Alaskan political observers at Mudflats noted some odd returns from Tuesday's election. Specifically, most polls had shown Barack Obama roughly three percent behind John McCain in Alaska in the days leading up to the election, but throughout election night, the numbers reported a fairly consistent 26 percent-ish lead for McCain. This difference remained static throughout the night, even as new numbers came in from areas that were decidedly "red" or "blue."

Furthermore, the Senate race between Ted Stevens (R) and Mark Begich (D) shows Stevens about 3,000 votes ahead, but a recent poll showed Begich with as much as a 22 percent lead. Perhaps Begich's lead has something to do with Stevens's recent convictions on seven corruption charges. There are still some absentee ballots to be counted, but the numbers belie the polls.

A piece at the Washington Post notes that many pollsters were very unhappy with their results from Alaska and posits the theory that since McCain conceded at 7:15 p.m. Alaska time, many voters may have decided to simply not bother upon hearing of Obama's victory.

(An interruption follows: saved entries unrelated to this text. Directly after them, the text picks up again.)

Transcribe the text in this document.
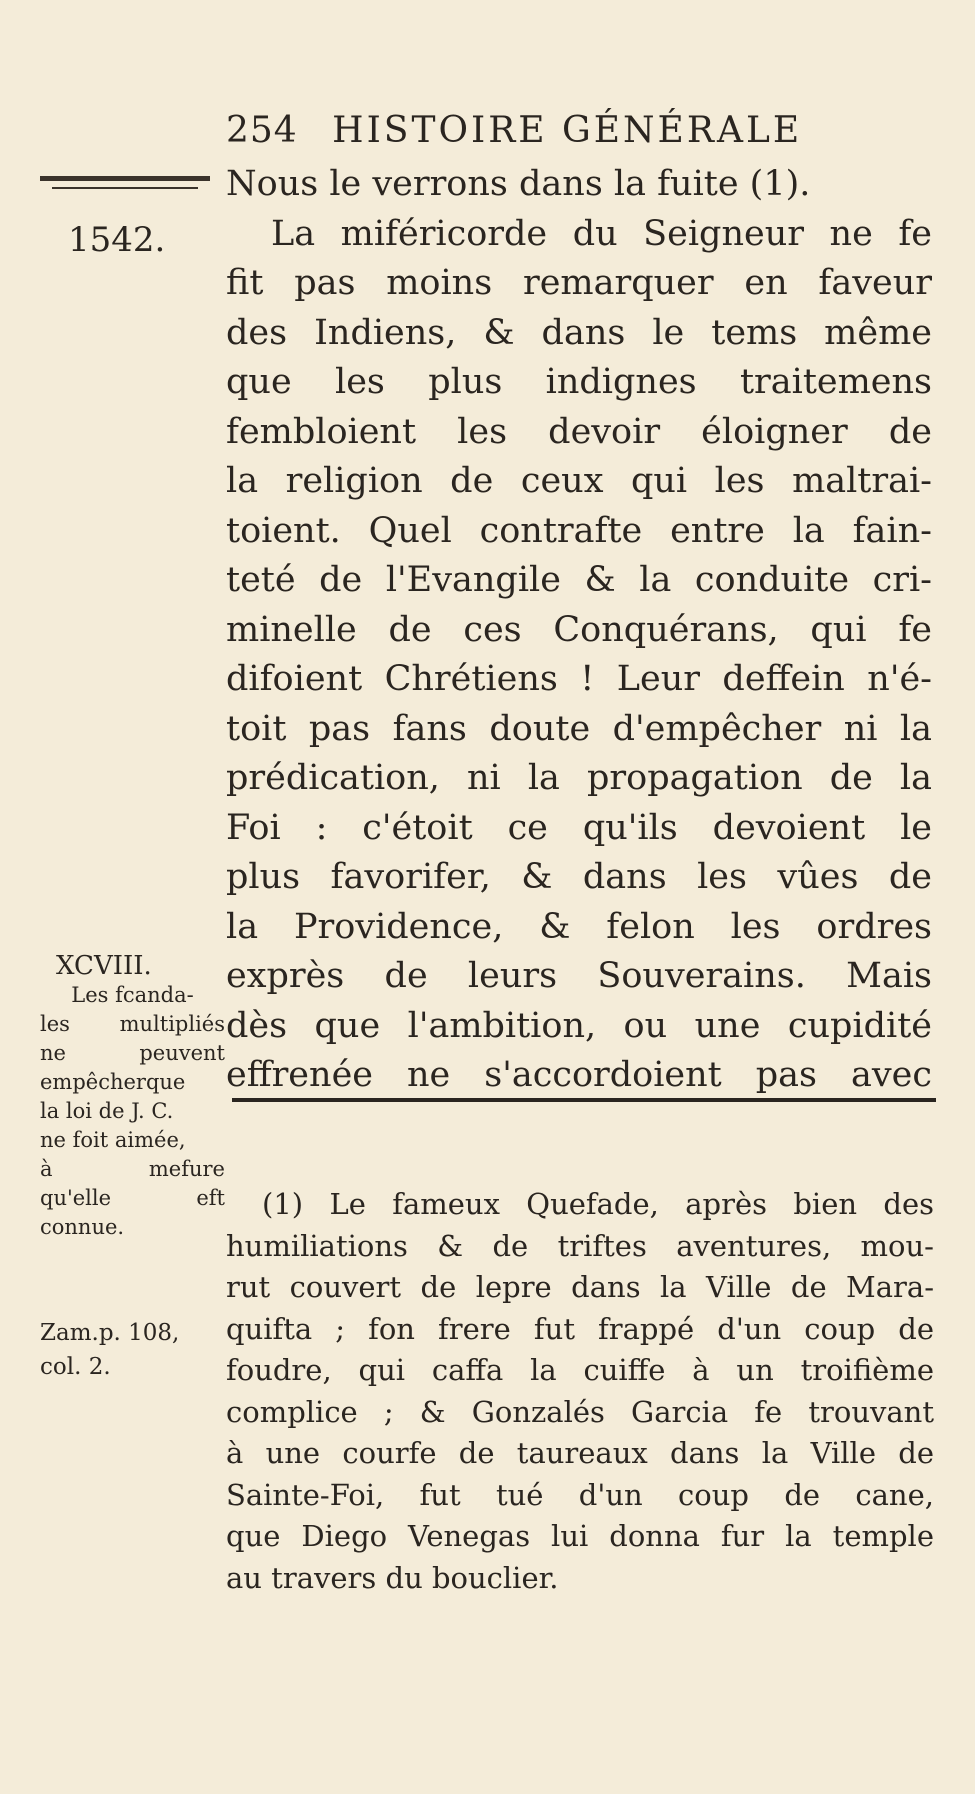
254 HISTOIRE GÉNÉRALE
1542.
Nous le verrons dans la fuite (1).
La miféricorde du Seigneur ne fe
fit pas moins remarquer en faveur
des Indiens, & dans le tems même
que les plus indignes traitemens
fembloient les devoir éloigner de
la religion de ceux qui les maltrai-
toient. Quel contrafte entre la fain-
teté de l'Evangile & la conduite cri-
minelle de ces Conquérans, qui fe
difoient Chrétiens ! Leur deffein n'é-
toit pas fans doute d'empêcher ni la
prédication, ni la propagation de la
Foi : c'étoit ce qu'ils devoient le
plus favorifer, & dans les vûes de
la Providence, & felon les ordres
exprès de leurs Souverains. Mais
dès que l'ambition, ou une cupidité
effrenée ne s'accordoient pas avec
XCVIII.
Les fcanda-
les multipliés
ne peuvent
empêcherque
la loi de J. C.
ne foit aimée,
à mefure
qu'elle eft
connue.
Zam.p. 108,
col. 2.
(1) Le fameux Quefade, après bien des
humiliations & de triftes aventures, mou-
rut couvert de lepre dans la Ville de Mara-
quifta ; fon frere fut frappé d'un coup de
foudre, qui caffa la cuiffe à un troifième
complice ; & Gonzalés Garcia fe trouvant
à une courfe de taureaux dans la Ville de
Sainte-Foi, fut tué d'un coup de cane,
que Diego Venegas lui donna fur la temple
au travers du bouclier.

In any event, the Post doesn't offer any solid explanations for the on-going "head-scratcher."

Indeed, 538.com wondered "What the Hell Happened in Alaska?" 538's Nate Silver offers three possible explanations: 1) Alaskan Democrats didn't bother to vote, as around 4 p.m. local time it would have been evident that an Obama victory was in the works; 2) Perhaps a large number of Democratic ballots have yet to be counted; and 3) It is possible that many of the ballots that have been challenged just so happened to be Democratic.

This should be fun to watch. A Senate seat hangs in the balance.

Oh, and what discussion of Alaska would be complete without a note about Caribou Barbie. The Huffington Post reported today that the Republican Party has sent a lawyer (?) to Alaska to gather up all of those clothes that were purchased for Caribou Barbie on the campaign trail. By "all of those clothes" I mean roughly $200,000 worth, if you include the stuff that Barbie's staff rang up on their personal credit cards.

That guy's gonna need to rent a truck.